Fiat watchers’ view of the bitcoin asset is obscured by their frame of reference, which is to say an unnecessarily convoluted one.
What’s worse is that because of this perceived volatility, onlookers are discouraged from taking a deeper look at the Bitcoin network. They find comfort in the familiar. They are unwilling to do the work to understand why their arbitrarily chosen system is wrong. As Jeff Booth points out, “Perhaps the biggest obstacle for people understanding Bitcoin is bringing the baggage of how the monetary system works today and in the past, versus how it will work in the future.”
All the misinformation inside the fiat system is pushing its constituents away from connecting the dots…while simultaneously sitting on a sporadic and spastic merry-go-round. They have either knowingly or otherwise accepted that the fate of their money (in its form as a store of value, medium of exchange and unit of account) will potentially change about every four years of election cycles.
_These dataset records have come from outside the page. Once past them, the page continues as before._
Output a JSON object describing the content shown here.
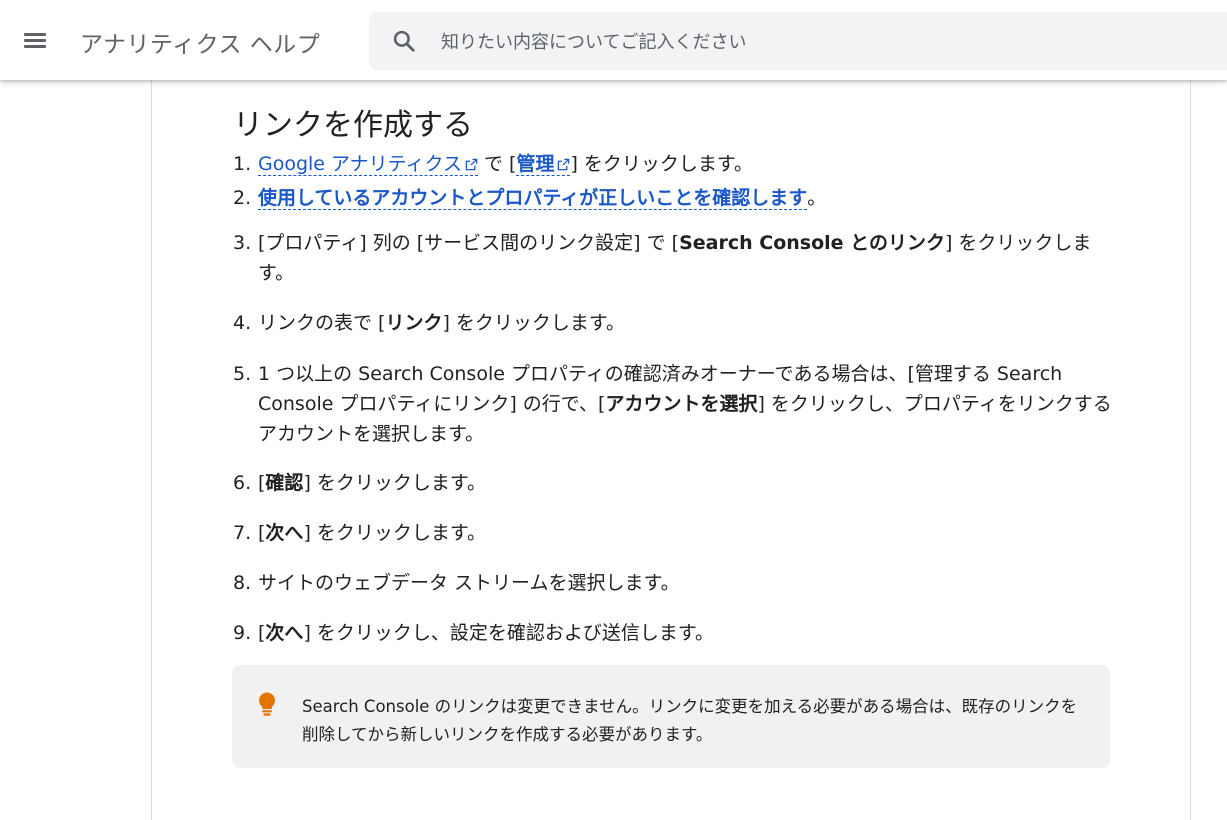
{
  "header": {
    "app_title": "アナリティクス ヘルプ",
    "search_placeholder": "知りたい内容についてご記入ください",
    "icons": {
      "menu": "hamburger-menu-icon",
      "search": "search-icon"
    }
  },
  "article": {
    "section_title": "リンクを作成する",
    "steps": [
      {
        "num": "1.",
        "link1": "Google アナリティクス",
        "mid": " で [",
        "link2": "管理",
        "end": "] をクリックします。"
      },
      {
        "num": "2.",
        "link": "使用しているアカウントとプロパティが正しいことを確認します",
        "end": "。"
      },
      {
        "num": "3.",
        "pre": "[プロパティ] 列の [サービス間のリンク設定] で [",
        "bold": "Search Console とのリンク",
        "post": "] をクリックします。"
      },
      {
        "num": "4.",
        "pre": "リンクの表で [",
        "bold": "リンク",
        "post": "] をクリックします。"
      },
      {
        "num": "5.",
        "pre": "1 つ以上の Search Console プロパティの確認済みオーナーである場合は、[管理する Search Console プロパティにリンク] の行で、[",
        "bold": "アカウントを選択",
        "post": "] をクリックし、プロパティをリンクするアカウントを選択します。"
      },
      {
        "num": "6.",
        "pre": "[",
        "bold": "確認",
        "post": "] をクリックします。"
      },
      {
        "num": "7.",
        "pre": "[",
        "bold": "次へ",
        "post": "] をクリックします。"
      },
      {
        "num": "8.",
        "text": "サイトのウェブデータ ストリームを選択します。"
      },
      {
        "num": "9.",
        "pre": "[",
        "bold": "次へ",
        "post": "] をクリックし、設定を確認および送信します。"
      }
    ],
    "note": {
      "icon": "lightbulb-icon",
      "icon_color": "#e37400",
      "text": "Search Console のリンクは変更できません。リンクに変更を加える必要がある場合は、既存のリンクを削除してから新しいリンクを作成する必要があります。"
    }
  },
  "colors": {
    "link": "#1a57c8",
    "note_bg": "#f1f1f1",
    "search_bg": "#f1f3f4"
  }
}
They have been conditioned to believe that there must be a small group of elites who “know best” how to manipulate the growth of an economy (while ignoring the inherent incentives of elites). They overlook the fact that the currency they are forced to use has lost 99% of its value over its lifetime.
This last point pushes those inside the fiat system to adopt a high time preference, knowing that the value of their time and effort will be devalued over time. This further distorts their frame of reference, and thus their ability to make sound financial decisions; choosing between a volatile, alternative asset that requires a low time preference and a lot of effort to understand versus a new gadget that provides endless dopamine dumps…well, I can see how it’s an easy choice for them.
The theory of monetary relativity
All of this can be simply stated as: Bitcoiners determine volatility based on the reference to the network and protocol, while fiateers derive volatility from the reference to the bitcoin asset.
As says Gigi, “Bitcoin is not volatile. People are.” Therefore, we must continue to reframe the conversation from the resource to the network and the protocol. The asset will continue to show volatility (to the upside in the long term), which is not due to the Bitcoin network or protocol, but due to the volatility of human nature.
This is a guest post by Tim Niemeyer. Opinions expressed are entirely their own and do not necessarily reflect the opinions of BTC Inc or Bitcoin Magazine.